Wie der Mob in Paris anläßlich der öffentlichen Degradierung des Hauptmanns Dreyfus "Tod den Juden" schrie ... Theodor Herzl berichtete 1895 für die Wiener Neue Freie Presse über die öffentliche Degradierung des Hauptmanns Alfred Dreyfus in Paris, dem fälschlicherweise Spionage für die Deutschen vorgeworfen wurde. Wie Herzl stammte Dreyfus aus einer assimilierten jüdischen Familie. Die Dreyfus-Affaire hatte in Frankreich eine Welle des Antisemitismus zur Folge - ein Schlüsselerlebnis für Herzl, unter dessen Eindruck er den "Judenstaat", den "Versuch einer modernen Lösung der Judenfrage" schrieb.
"Bei der öffentlichen Degradierung des Alfred Dreyfus auf dem Paradeplatz des Ecole militaire im Jänner 1895 brüllte der Pariser Mob 'Mort aux Juifs' (Tod den Juden) und nicht bloß 'Tod dem Verräter'. In einem Bericht aus Paris fünf Jahre später berichtete Theodor Herzl, der damals noch ein Wiener Journalist war, daß diese herzzerreißende Zeremonie für ihn einen Wendepunkt in seiner eigenen Entwicklung bedeutet hatte. Für Herzl stellte Dreyfus den Juden in der modernen Gesellschaft dar, 'den Juden, der versucht, sich an seine Umwelt anzupassen, der versucht, ihre Sprache zu sprechen, ihre Gedanken zu denken, ihre Anzeichen an seine Ärmel zu nähen, nur um sie rüde abgerissen zu erhalten. Dreyfus stellt eine immer noch umkämpfte Befestigung dar. Wenn wir uns nicht irren, ist diese Festung bereits gefallen.' Herzls Pessimismus nach dem zweiten Kriegsgericht im September 1899 schien übermäßig beunruhigt und wurde von den meisten französischen Juden und den Juden im Ausland nicht geteilt. Er sah den Fall als Vorboten einer Apokalypse. Falls das liberale, republikanische Frankreich, die Wiege der Menschenrechte und das erste europäische Land, das die Juden emanzipierte, derart von antisemitischem Chauvinismus infiziert worden war, was konnten die europäischen Juden noch weniger zivilisierter Nationen erwarten?

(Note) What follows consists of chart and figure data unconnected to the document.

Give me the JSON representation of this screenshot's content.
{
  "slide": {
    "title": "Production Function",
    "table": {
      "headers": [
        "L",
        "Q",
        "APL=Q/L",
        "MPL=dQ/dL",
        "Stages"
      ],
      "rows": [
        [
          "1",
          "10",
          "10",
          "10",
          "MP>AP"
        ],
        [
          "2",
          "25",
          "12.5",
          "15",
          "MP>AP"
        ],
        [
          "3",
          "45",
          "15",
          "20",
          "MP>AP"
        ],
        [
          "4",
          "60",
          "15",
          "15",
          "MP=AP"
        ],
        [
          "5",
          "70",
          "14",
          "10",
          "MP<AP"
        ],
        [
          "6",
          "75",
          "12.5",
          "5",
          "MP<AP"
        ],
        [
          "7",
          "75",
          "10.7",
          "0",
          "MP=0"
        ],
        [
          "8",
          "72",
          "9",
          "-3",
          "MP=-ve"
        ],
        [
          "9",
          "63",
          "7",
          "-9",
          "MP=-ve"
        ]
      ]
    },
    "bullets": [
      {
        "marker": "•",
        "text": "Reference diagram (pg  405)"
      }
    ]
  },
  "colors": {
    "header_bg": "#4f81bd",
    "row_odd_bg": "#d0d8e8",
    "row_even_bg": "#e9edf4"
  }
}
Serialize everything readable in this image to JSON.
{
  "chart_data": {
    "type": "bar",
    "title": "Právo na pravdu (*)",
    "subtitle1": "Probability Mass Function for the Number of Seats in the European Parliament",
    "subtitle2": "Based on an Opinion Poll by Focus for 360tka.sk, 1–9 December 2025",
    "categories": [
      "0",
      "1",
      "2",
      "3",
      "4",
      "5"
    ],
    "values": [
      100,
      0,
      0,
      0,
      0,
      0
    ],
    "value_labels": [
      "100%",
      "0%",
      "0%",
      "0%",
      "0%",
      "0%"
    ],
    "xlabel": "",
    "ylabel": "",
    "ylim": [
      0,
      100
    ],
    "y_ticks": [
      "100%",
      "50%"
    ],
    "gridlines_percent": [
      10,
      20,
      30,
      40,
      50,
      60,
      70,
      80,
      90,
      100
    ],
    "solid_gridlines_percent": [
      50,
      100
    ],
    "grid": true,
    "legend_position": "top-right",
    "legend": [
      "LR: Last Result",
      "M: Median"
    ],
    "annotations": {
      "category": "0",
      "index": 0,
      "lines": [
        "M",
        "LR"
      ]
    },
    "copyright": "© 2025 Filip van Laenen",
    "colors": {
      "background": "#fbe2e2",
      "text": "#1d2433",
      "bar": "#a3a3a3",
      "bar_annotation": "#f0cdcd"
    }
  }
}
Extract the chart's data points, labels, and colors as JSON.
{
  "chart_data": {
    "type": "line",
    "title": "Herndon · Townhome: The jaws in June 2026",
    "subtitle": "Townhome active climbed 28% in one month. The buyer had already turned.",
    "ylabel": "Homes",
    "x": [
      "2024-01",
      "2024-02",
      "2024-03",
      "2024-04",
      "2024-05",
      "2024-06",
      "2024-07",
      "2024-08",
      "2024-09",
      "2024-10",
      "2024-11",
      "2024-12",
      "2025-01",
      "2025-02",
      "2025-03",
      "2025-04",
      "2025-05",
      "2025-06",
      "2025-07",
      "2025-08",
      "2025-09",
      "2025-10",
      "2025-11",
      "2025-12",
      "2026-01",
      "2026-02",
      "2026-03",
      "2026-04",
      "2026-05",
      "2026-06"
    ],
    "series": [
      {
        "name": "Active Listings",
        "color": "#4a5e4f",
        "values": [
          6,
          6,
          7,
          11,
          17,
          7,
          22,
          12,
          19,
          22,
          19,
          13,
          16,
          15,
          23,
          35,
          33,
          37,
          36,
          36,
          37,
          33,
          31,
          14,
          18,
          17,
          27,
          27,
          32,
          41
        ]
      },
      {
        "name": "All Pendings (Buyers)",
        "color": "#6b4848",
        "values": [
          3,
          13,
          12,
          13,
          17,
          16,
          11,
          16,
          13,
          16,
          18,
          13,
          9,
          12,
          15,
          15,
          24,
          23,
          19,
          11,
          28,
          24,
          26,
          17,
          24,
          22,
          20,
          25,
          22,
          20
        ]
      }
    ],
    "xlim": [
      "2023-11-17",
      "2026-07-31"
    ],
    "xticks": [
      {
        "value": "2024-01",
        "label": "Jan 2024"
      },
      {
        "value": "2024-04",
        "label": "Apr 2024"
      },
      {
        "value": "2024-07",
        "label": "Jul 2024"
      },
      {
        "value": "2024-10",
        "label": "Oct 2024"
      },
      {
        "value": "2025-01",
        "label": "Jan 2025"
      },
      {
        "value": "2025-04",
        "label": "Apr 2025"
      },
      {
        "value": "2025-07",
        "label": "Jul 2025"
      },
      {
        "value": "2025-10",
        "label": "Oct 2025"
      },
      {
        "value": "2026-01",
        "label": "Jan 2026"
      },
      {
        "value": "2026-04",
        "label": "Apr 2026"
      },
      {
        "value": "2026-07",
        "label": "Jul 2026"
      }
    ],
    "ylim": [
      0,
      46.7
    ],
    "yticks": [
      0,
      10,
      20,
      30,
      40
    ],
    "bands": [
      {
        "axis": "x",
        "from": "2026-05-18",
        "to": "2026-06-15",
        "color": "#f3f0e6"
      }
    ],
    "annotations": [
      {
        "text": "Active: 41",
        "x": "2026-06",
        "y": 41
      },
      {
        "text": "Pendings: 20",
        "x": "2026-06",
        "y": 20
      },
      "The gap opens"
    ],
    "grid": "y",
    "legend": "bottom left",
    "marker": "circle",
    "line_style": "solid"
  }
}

... worauf Herzl den "Judenstaat" schrieb Die einzige Lösung, die blieb, bestand darin, daß die Juden sich einen getrennten, unabhängigen Staat in ihrer alten Heimat Palästina schufen, wo sie freie unabhängige Bürger des eigenen Landes sein würden. Vom Hotel Castille, in dem Herzl seinen Judenstaat (mit Pausen, während derer er sich in der Parìser Oper den Wagnerschen Tannhäuser anhörte) schrieb, bis zum heutigen Staat Israel führt eine gerade Linie. Eine weitere gerade Linie führt direkt von den antisemitischen Ligen und der Massenagitation des Frankreich der Jahrhundertwende zum Vichy-Regime des Marschall Pétain, der im Jahre 1940 die Dritte Republik abschaffte, der Rassengesetze beschloß, die 80.000 Juden ausschlossen und dann in die deutschen Vernichtungslager deportierten. Unter den Opfern war die Enkelin des Alfred Dreyfus, Madeleine Lévy, die in Auschwitz im Jahre 1944 starb. Zum Zeitpunkt des Todes wog sie nicht einmal 35 Kilogramm."
Daß es schon vor Herzl den Begriff "Zionismus" und landwirtschaftliche Siedlungen in Palästina gegeben hat Zionistenkongresse die Herzl regelmäßig einberief, machten die "jüdische Frage" zum Gegenstand internationaler Politik.
Als Herzl seine zionistischen Aktivitäten 1896 begann, hatten sich im Rahmen einer ersten Einwanderungswelle, der "ersten Aliya" (ab 1882), für die Verfolgungen im Zarenreich den Anlaß gegeben hatte, bereits 16 landwirtschaftliche Siedlungen etabliert.
Herzl hat den Zionismus nicht geschaffen. Zionistische Vordenker waren beispielsweise Moses Hess ("Rom und Jerusalem") und Leon Pinsker ("Autoemanzipation") gewesen. Den Begriff des Zionismus hat Nathan Birnbaum, der Gründer des ersten jüdischnationalen Studentenvereins ("Kadima") in Wien, geprägt.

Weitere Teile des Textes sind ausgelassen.